Sunday, September 5, 2010

Civil Liberties after 9/11

I recently read the Espionage Act of 1917 to better understand the statutory basis of a famous Supreme Court decision known as Schenk v. United States. It occurred to me that this was an era when Congress and the Supreme Court statutorily and constitutionally accelerated the splitting of our Bill of Rights into two bodies of law; a peacetime Bill of Rights and a wartime Bill of Rights. Our legislators and judges decided that it was a matter of national security that Americans should have fewer liberties during a time of war. This new definition of civil liberties allowed the Court to accomplish some monumentally challenging feats of jurisprudence such as the Supreme Court’s decision in Korematsu v. United States, which declared the forced internment (i.e., ethnic cleansing) of Japanese Americans during World War II to be constitutional.

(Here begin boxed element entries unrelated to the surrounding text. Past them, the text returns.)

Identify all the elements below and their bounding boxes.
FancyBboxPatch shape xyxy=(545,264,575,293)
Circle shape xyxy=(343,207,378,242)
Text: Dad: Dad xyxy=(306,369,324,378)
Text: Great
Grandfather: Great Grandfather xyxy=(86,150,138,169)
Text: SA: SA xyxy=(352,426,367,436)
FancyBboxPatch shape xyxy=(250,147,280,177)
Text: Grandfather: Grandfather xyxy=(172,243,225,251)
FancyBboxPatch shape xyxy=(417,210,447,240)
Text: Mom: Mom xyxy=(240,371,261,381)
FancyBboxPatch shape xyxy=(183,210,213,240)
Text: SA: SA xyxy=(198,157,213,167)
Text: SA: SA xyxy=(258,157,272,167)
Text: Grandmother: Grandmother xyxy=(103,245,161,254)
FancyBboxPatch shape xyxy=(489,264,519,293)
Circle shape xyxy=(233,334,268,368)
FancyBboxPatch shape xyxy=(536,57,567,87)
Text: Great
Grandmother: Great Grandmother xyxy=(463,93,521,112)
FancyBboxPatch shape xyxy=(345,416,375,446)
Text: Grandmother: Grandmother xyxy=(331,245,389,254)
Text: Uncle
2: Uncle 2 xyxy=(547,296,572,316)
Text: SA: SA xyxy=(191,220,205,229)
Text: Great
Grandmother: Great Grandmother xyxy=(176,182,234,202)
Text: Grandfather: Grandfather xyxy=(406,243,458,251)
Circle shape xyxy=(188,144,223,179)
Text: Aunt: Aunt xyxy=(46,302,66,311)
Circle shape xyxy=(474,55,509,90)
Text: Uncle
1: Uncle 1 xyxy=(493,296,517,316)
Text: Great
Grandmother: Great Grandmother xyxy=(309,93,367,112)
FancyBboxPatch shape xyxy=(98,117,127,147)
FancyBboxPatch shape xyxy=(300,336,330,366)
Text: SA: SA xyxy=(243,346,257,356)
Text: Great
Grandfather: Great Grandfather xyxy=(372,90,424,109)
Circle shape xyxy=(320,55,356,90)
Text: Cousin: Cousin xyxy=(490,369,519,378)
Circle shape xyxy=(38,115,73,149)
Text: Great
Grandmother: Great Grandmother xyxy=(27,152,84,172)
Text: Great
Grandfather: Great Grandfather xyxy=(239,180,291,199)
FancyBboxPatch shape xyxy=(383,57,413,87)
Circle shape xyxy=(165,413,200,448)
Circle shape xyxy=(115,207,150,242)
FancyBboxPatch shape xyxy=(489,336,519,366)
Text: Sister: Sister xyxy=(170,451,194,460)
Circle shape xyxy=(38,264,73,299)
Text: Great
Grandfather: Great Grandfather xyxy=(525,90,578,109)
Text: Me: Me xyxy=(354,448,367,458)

What are the consequences of this “dual” Bill of Rights on our civil liberties in a post 9/11 era where we find ourselves in a perpetual "war" against terrorism?  Despite later Supreme Court decisions such as Brandenburg v. Ohio, The Espionage Act of 1917 is still on the books as a constitutionally valid law. In this legal environment, does the potential exist for establishing a “new normal” in our definition of American civil liberties? This was a much more salient question eight years ago when the post 9/11 trauma was in full bloom and the popular American mind imagined a radical Muslim terrorist under every rock. Imagined or not, domestic terrorism is still a threat and Americans are still justifiably angry about 9/11. So what about our basic civil liberties? Will they diminish even more?